A learning curve shows how well a model performs as it is trained on more data.

It typically plots the error rate (e.g., misclassifications divided by total samples) or accuracy on two datasets:

The training set, which the model learns from.
The validation set, which tests how well the model generalizes to unseen data.

This visualization helps us understand whether the model is improving as it sees more data.

Interpreting Learning Curves¶

By comparing training and validation curves, we can diagnose model issues:

High training error and high validation error: The model is underfitting and is too simple to capture patterns in the data.
Low training error but high validation error: The model is overfitting, memorizing training data but failing to generalize.
Converging training and validation errors: The model is learning well and generalizing appropriately.

Learning curves make it easier to identify and address these issues.

Learning Curves in House Price Example

If you train a model on:

Only 50 houses → huge variance
5000 houses → stable generalization

Learning Curves in Medical Data

Models trained on small medical datasets almost always overfit:

Skewed classes
Subtle features

If the model is about right for the amount of training data we have, we get:

Learning curve - good fit

The training and validation sets converge to a similar error rate.

If the model is too simple, we get:

Learning curve - underfitting

The training and validation errors converge but to a high value because the model is not general enough to capture the underlying complexity. This is called underfitting.

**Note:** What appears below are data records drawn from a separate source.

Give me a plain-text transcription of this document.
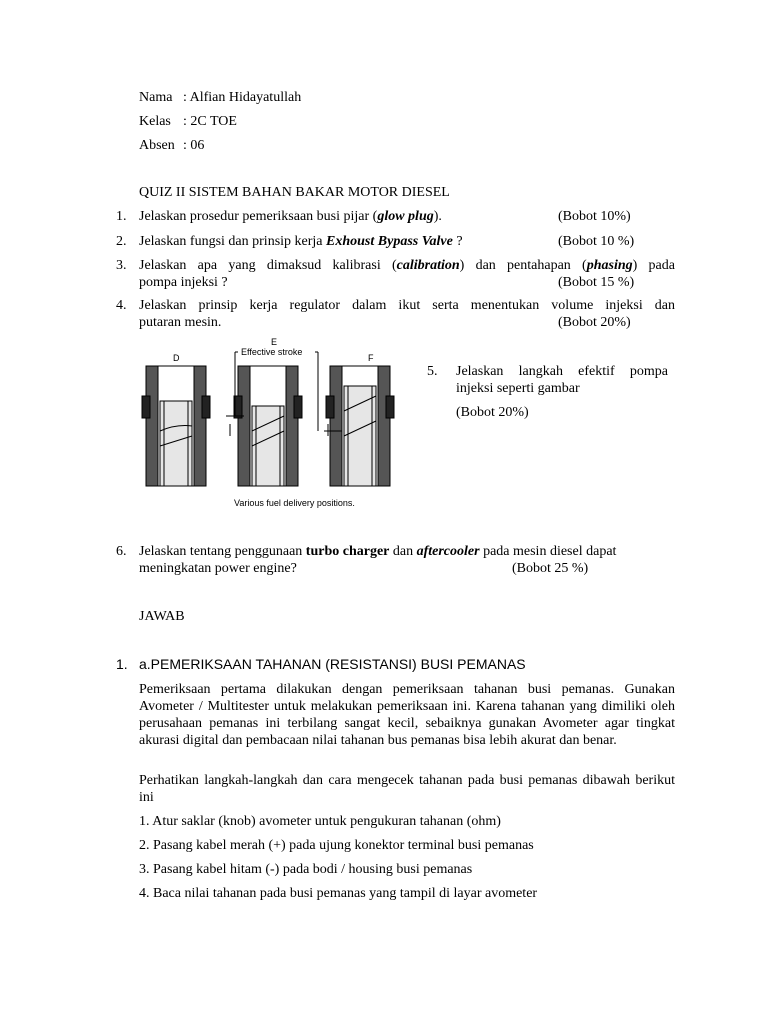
Nama : Alfian Hidayatullah
Kelas : 2C TOE
Absen : 06
QUIZ II SISTEM BAHAN BAKAR MOTOR DIESEL
1. Jelaskan prosedur pemeriksaan busi pijar (glow plug).	(Bobot 10%)
2. Jelaskan fungsi dan prinsip kerja Exhoust Bypass Valve ?	(Bobot 10 %)
3. Jelaskan apa yang dimaksud kalibrasi (calibration) dan pentahapan (phasing) pada
pompa injeksi ?	(Bobot 15 %)
4. Jelaskan prinsip kerja regulator dalam ikut serta menentukan volume injeksi dan
putaran mesin.	(Bobot 20%)
D
E
F
Effective stroke
Various fuel delivery positions.
5. Jelaskan langkah efektif pompa
injeksi seperti gambar
(Bobot 20%)
6. Jelaskan tentang penggunaan turbo charger dan aftercooler pada mesin diesel dapat
meningkatan power engine?	(Bobot 25 %)
JAWAB
1. a.PEMERIKSAAN TAHANAN (RESISTANSI) BUSI PEMANAS
Pemeriksaan pertama dilakukan dengan pemeriksaan tahanan busi pemanas. Gunakan Avometer / Multitester untuk melakukan pemeriksaan ini. Karena tahanan yang dimiliki oleh perusahaan pemanas ini terbilang sangat kecil, sebaiknya gunakan Avometer agar tingkat akurasi digital dan pembacaan nilai tahanan bus pemanas bisa lebih akurat dan benar.
Perhatikan langkah-langkah dan cara mengecek tahanan pada busi pemanas dibawah berikut ini
1. Atur saklar (knob) avometer untuk pengukuran tahanan (ohm)
2. Pasang kabel merah (+) pada ujung konektor terminal busi pemanas
3. Pasang kabel hitam (-) pada bodi / housing busi pemanas
4. Baca nilai tahanan pada busi pemanas yang tampil di layar avometer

If the model is too complex, we get:

Learning curve - overfitting

The training error is much smaller than the validation error. This means that the model is learning the noise in the training sample, and this does not generalize well. This is called overfitting.

Addressing Overfitting¶

To reduce overfitting, we can:

Add more training data: Helps the model generalize better.
Reduce model complexity: Simplify the model to prevent it from capturing noise.
Use regularization: Penalize large coefficients in the model.
Feature selection: Remove irrelevant or redundant features.
Cross-validation: Ensure the model performs well on unseen data.

These strategies help improve the model's ability to generalize.

Adding more training data reduces the overfitting:

Learning curve with more data

As we gather more data, the validation error decreases, and the model generalizes better.

Cross-Validation¶

Cross-validation is a technique for assessing how the results of a statistical analysis will generalize to an independent dataset.

K-Fold Cross-Validation:

Divide the dataset into K equal subsets (folds).
Train the model on K-1 folds and validate on the remaining fold.
Repeat this process K times, each time with a different validation fold.
Average the performance over the folds.

This provides a more robust estimate of model performance.

Common Mistakes in Non-Linear Models

Using too many polynomial features with too little data.
Not standardizing before polynomial expansion.
Misinterpreting training accuracy as real accuracy.
Forgetting cross-validation.

Practical Tip: Keep It Simple First

Before using polynomial features:

Plot the data
Fit a linear baseline
Check for obvious structure in residuals

Often the baseline gives most of the performance.

How to Select Polynomial Degree

Plot training + validation curves.
Use cross-validation.
Try degrees systematically.
Use regularization for high degrees.

When NOT to Use Polynomial Features

High-dimensional data (curse of dimensionality).
Large datasets where non-linear models (e.g., trees) work better.
When interactions are arbitrary or unknown.

Better Alternatives to Polynomial Features

Decision trees / random forests
Gradient boosting
Neural networks
Kernel SVMs

Conclusion¶

Non-linear models and feature transformations are powerful tools for handling complex datasets.

However, we must be cautious of overfitting and underfitting. Using techniques like regularization, cross-validation, and analyzing learning curves can help us build models that generalize well.

Understanding these concepts is crucial for effective machine learning.